I nuovi occhiali intelligenti sviluppati con Samsung
Google ha poi mostrato in anteprima i suoi occhiali intelligenti, battezzati «Intelligent Eyewear», realizzati insieme a Samsung e a due marchi di montature, l’americano Warby Parker e il sudcoreano Gentle Monster…sono occhiali con microfoni, fotocamere e altoparlanti integrati, utilizzano Gemini per offrire navigazione vocale, assistenza, traduzione in tempo reale e gestione dei messaggi…senza alcun bisogno di toccare lo smartphone. Saranno compatibili con Android e con iPhone e arriveranno in commercio il prossimo autunno, certamente siamo davanti al primo tentativo serio di Google di entrare nel settore degli occhiali dopo il fallimento dei Google Glass, ritirati dal mercato consumer nel 2015. Senza alcun dubbio l’obiettivo dichiarato è competere con i Ray-Ban Meta di Mark Zuckerberg, che oggi dominano questo settore.
Gli spostamenti strategici: Karpathy entra in Anthropic
Un’altra notizia ha movimentato il settore Ai: Andrej Karpathy, cofondatore di OpenAI e già responsabile dell’intelligenza artificiale di Tesla per il programma Autopilot, ha annunciato su X di essere entrato in Anthropic, l’azienda che sviluppa il modello Claude. Karpathy, 39 anni, dottorato a Stanford, è considerato uno dei ricercatori più influenti al mondo nel campo delle reti neurali, lavorerà nel gruppo dedicato al pre-training (l’addestramento di base dei modelli) guidato da Nick Joseph e avrà il compito di creare un team interno che utilizzi Claude per accelerare la ricerca dell’addestramento stesso: «I prossimi i modelli linguistici di grandi dimensioni saranno particolarmente formativi», ha scritto nel suo post.
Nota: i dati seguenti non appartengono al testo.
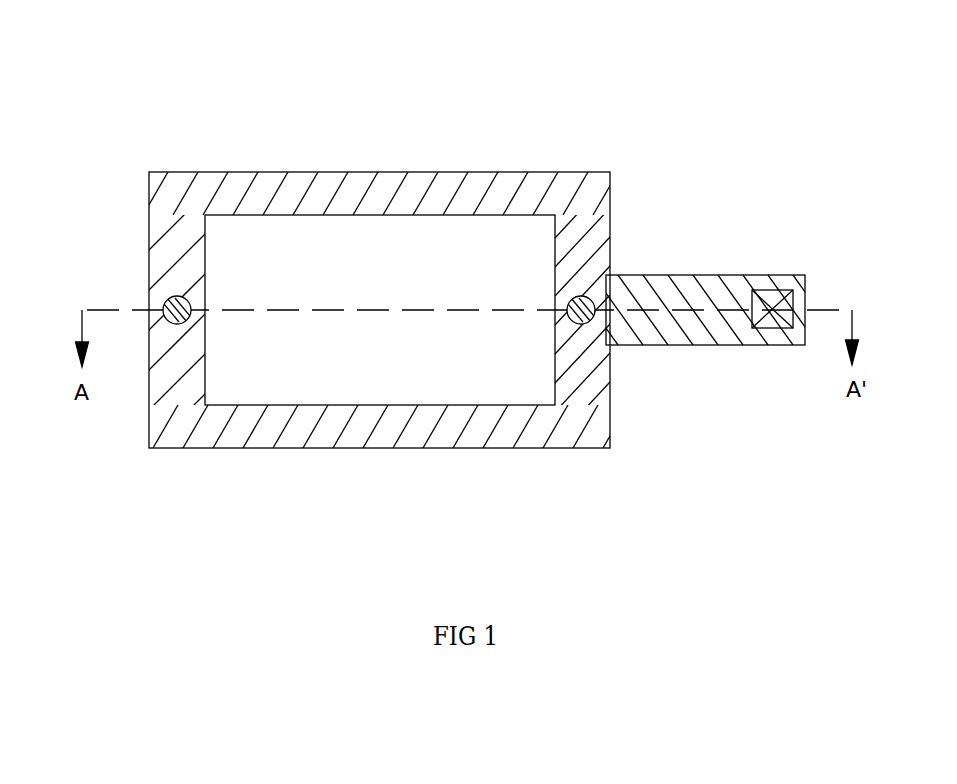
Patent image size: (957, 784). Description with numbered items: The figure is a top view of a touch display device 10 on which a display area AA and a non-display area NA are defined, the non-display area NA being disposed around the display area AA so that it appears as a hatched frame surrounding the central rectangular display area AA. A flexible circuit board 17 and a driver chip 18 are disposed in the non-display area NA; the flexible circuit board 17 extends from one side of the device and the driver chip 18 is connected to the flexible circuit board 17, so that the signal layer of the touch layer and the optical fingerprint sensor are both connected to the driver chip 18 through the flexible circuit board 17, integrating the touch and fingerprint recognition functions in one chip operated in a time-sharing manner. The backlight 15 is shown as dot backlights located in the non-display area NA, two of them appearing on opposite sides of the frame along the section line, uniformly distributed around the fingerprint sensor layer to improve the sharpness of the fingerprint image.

The touch display device 10 is at (145, 147).
The backlight 15 is at (182, 296).
The display area AA is at (251, 243).
The non-display area NA is at (584, 210).
The flexible circuit board 17 is at (667, 308).
The driver chip 18 is at (773, 300).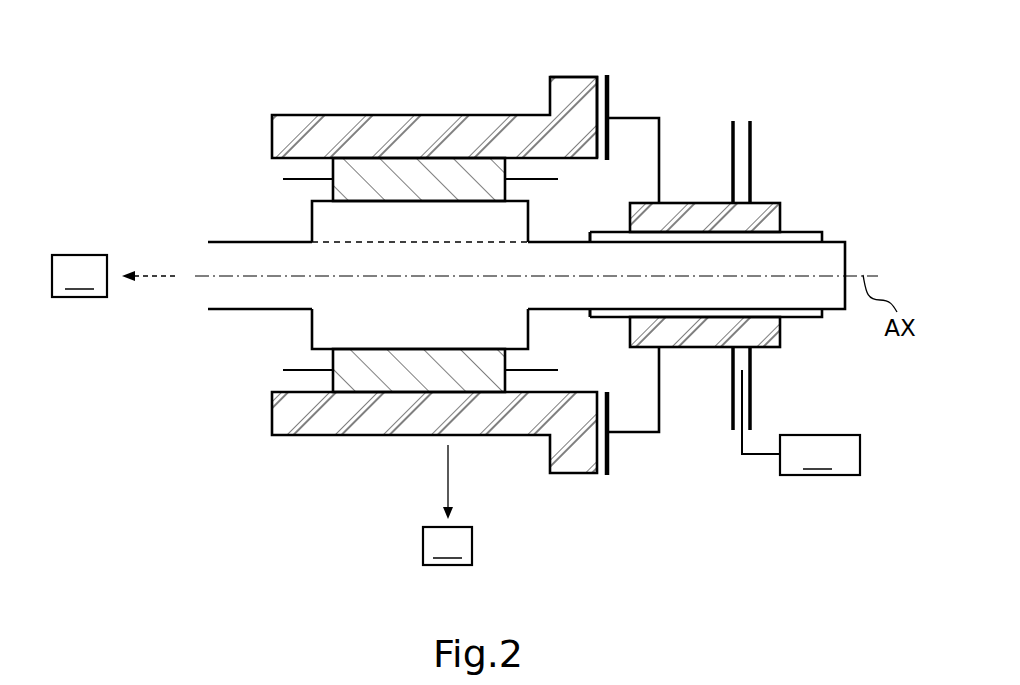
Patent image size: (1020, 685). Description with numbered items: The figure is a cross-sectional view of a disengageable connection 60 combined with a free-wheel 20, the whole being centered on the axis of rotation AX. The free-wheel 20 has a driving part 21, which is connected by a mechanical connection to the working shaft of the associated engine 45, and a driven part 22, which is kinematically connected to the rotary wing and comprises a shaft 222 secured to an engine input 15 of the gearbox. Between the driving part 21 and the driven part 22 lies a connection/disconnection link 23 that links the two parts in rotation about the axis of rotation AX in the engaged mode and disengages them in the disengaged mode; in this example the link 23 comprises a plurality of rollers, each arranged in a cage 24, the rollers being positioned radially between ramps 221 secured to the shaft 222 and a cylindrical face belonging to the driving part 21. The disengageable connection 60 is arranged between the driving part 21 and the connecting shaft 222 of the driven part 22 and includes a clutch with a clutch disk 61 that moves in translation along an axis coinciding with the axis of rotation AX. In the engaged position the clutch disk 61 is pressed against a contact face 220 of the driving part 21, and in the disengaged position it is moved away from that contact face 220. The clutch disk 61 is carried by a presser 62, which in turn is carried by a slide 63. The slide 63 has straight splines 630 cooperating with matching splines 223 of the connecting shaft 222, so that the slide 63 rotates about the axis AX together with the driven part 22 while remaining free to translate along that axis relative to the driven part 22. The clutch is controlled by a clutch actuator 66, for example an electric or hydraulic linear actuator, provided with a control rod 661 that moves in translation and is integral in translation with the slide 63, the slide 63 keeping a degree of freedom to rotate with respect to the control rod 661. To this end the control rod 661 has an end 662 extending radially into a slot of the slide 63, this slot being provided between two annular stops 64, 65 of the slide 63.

Secondo quanto riportato da TechCrunch, la scelta di affidare a Karpathy questo obiettivo è un chiaro segnale che Anthropic, per restare competitiva con OpenAI e Google, punta sulla ricerca assistita dall’IA, più che sulla sola potenza di calcolo.
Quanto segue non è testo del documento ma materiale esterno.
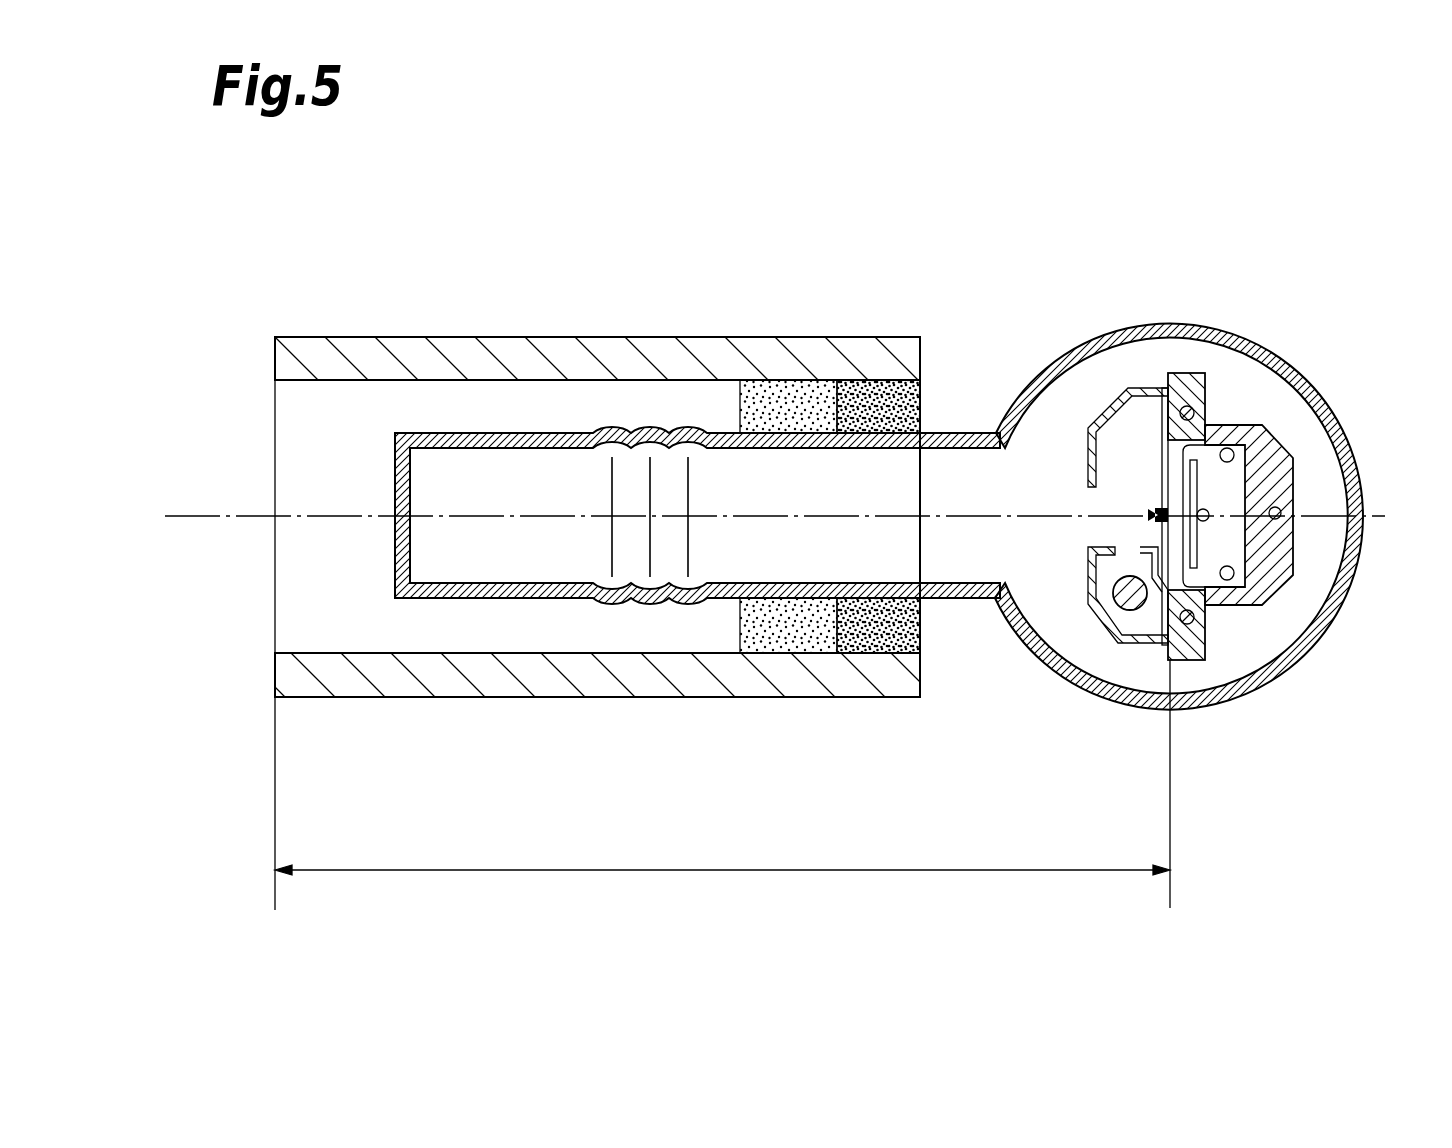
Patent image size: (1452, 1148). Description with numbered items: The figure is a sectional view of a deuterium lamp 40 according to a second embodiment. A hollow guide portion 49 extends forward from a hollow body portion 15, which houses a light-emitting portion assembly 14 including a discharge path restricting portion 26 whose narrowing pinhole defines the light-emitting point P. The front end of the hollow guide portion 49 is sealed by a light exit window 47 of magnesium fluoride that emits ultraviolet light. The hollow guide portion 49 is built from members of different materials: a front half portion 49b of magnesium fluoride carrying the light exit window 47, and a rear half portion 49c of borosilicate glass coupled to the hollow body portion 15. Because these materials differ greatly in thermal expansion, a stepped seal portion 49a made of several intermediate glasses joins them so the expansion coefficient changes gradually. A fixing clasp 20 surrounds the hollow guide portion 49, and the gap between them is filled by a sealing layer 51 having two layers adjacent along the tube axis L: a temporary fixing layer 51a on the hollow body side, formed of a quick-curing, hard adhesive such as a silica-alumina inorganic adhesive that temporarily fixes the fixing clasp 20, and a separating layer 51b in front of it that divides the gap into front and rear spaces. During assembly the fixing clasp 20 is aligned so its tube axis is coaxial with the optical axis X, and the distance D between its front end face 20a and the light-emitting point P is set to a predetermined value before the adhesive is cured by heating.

L’intreccio dei finanziamenti tra aziende concorrenti
A rendere lo scenario ancora più interessante un retroscena pubblicato dal Financial Times: si è scoperto che Demis Hassabis, cofondatore e amministratore delegato di Google DeepMind nonché premio Nobel per la chimica 2024, è stato tra i primi investitori privati di Anthropic, quando la startup era ancora a livello embrionale: un dettaglio che svela quanto il mondo dell’intelligenza artificiale sia in realtà costituito da una rete fittissima di legami personali, professionali e finanziari, dove chi compete su un fronte collabora sull’altro…in questo scenario, le alleanze contano quanto le scoperte di nuove tecniche e di nuovi prodotti.